WASHINGTON-While a new Senate bill aimed at strengthening the CDFI fund is being welcomes, CU Strategic Planning, a Callahan company believes the ratio of number-to-dollar amount of loans required should be reconsidered.
As the CU Daily reported here, the bipartisan Advancing Financial Opportunities through Revitalizing and Developing CDFIs (AFFORD) Act, introduced by Sens. Steve Daines (R-MT) and Mark Warner (D-VA), already has nearly 30 additional Senate co-sponsors.

CU Strategic Planning noted the legislation incorporates elements from several previously introduced bills, and of “significant importance to CDFI credit unions is the CDFI Fund Transparency Act (S. 2704), which requires the Secretary of the Treasury to testify annually before the Senate Banking and House Financial Services Committees on CDFI Fund operations.”
‘Greater Transparency’
“The provisions of the bill that require the Secretary of the Treasury to testify annually before Congress both create greater transparency and allow the CDFI Fund to better communicate how CDFIs have a powerful impact on their communities,” CU Strategic Planning President Stacy Augustine said in a statement.
Added Mike Beall, CU Strategic Planning’s chief experience officer, in a statement, “The AFFORD Act makes it a priority that the CDFI Fund report to Congress annually and testify before Congress on how the CDFI Fund is implementing the programs that are founded in statute.
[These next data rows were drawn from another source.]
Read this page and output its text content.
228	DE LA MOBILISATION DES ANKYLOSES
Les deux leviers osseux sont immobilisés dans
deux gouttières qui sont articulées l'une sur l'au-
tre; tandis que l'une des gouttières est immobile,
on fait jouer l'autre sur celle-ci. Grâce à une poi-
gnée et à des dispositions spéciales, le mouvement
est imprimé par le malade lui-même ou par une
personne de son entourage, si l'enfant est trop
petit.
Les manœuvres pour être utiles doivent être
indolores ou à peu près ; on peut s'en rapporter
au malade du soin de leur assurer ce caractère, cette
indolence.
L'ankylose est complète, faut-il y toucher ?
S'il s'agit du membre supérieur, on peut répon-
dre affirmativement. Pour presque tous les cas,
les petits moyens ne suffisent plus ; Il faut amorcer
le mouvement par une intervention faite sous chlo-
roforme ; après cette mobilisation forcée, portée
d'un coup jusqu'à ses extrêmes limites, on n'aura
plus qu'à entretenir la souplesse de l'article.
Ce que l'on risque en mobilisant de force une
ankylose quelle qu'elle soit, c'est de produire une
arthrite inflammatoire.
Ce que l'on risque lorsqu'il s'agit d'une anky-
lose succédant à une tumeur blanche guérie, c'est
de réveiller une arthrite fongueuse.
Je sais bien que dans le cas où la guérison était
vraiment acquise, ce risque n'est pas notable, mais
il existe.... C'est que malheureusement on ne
We welcome this action and look forward to conversations on how the program is operating and to develop ways for it to accomplish even more with the funds it has be appropriated.

“We urge Congress to be aware of the regulatory burdens being created by the CDFI recertification process that create an environment where credit union lose or walk away from the CDFI certification,” Beall added.
Requirement Should be Reviewed
Bell noted that CDFIs are currently required to make 60% of the number of loans and 60% of the dollar amount of loans in their target market area, and said he believes the requirement should be reviewed, “to eliminate unintended consequences that may see the number of credit union CDFIs fall sharply in 2026.
“It is possible for a credit union CDFI to lend more than 70% of the total number of loans to its target market of Low-Income Targeted Populations and Investment Areas and still not qualify as a CDFI because of the dollar-size of loans to a minority of members who are not in the target market,” Beall added.